Según medios locales, una trabajadora ha recibido la reprimenda de su jefe tras romper «egoístamente» con las reglas de la empresa, que había establecido «turnos» para ser madre

MadridActualizado:

El descenso de la natalidad en Japón, uno de los países más envejecidos del mundo, es un problema que genera cierta inquietud en las autoridades. Si hace unos días descubríamos que muchos mayores cometen pequeños hurtos para acabar en prisión y sentirse acompañados, hoy hemos sabido que la política familiar de algunas empresas puede comprometer el futuro del país.

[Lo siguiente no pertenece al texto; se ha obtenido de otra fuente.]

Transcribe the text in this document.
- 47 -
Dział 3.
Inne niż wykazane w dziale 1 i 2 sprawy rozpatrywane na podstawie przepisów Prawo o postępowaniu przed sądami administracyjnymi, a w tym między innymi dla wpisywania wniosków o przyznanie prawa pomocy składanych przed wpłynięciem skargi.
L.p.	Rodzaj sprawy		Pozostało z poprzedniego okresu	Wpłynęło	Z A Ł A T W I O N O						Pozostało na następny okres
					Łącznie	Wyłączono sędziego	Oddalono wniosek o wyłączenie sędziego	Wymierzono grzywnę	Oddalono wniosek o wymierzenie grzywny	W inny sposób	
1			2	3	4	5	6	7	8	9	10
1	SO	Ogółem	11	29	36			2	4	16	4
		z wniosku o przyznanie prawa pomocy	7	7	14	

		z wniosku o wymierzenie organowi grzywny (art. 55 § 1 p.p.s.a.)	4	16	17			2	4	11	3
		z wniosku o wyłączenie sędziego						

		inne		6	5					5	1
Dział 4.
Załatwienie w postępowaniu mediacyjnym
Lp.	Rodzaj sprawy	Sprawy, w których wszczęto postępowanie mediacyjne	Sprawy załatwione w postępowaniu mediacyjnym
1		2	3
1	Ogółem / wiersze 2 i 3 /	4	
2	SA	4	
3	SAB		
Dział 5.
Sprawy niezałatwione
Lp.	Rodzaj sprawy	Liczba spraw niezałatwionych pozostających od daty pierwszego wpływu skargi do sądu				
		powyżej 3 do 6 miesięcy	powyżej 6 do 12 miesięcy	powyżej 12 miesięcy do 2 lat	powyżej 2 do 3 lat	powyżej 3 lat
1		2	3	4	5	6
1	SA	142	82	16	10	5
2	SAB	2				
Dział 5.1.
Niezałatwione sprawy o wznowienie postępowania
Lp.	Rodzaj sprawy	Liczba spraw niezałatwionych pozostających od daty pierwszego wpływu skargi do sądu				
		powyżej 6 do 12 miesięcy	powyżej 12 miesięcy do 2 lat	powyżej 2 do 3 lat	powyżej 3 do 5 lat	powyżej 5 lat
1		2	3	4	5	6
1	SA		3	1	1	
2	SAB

Según varios medios locales, una trabajadora recibió la reprimenda de su jefe después de quedarse embarazada «antes de lo pactado». Al parecer, la guardería para la que trabaja estableció una serie de «turnos» para evitar que todas las mujeres estuvieran de baja a la vez y esta joven se saltó –«egoístamente», según su jefe– la norma.

La difícil situación de esta mujer no es una excepción, pues hay varias empresas que dictan qué mujeres pueden formar una familia y cuáles deben esperar obedeciendo criterios de antigüedad. El caso de esta mujer salió a la luz después de que su marido lo hiciese público en una carta y ha puesto de actualidad un debate que estaba un tanto «escondido» en la sociedad japonesa.

«El director del centro había establecido el orden en el que las trabajadoras podían quedarse embarazadas y al parecer nadie puede tomar su turno antes que otra persona que lleve más tiempo», se detalla en la misiva.

El incidente muestra las dificultades a las que se enfrentan las mujeres trabajadoras en Japón, especialmente aquellas que se encargan del sector de cuidados, obligadas a seguir una lista de espera para concebir y a sufrir «matahara», una forma de acoso a las embarazadas en el entorno laboral, explica la Agencia Efe.

«Las cuidadoras infantiles sacrifican tener a sus propios hijos con el fin de cuidar los de otros. Es una profesión noble que forjará el futuro de Japón», se añade en la carta.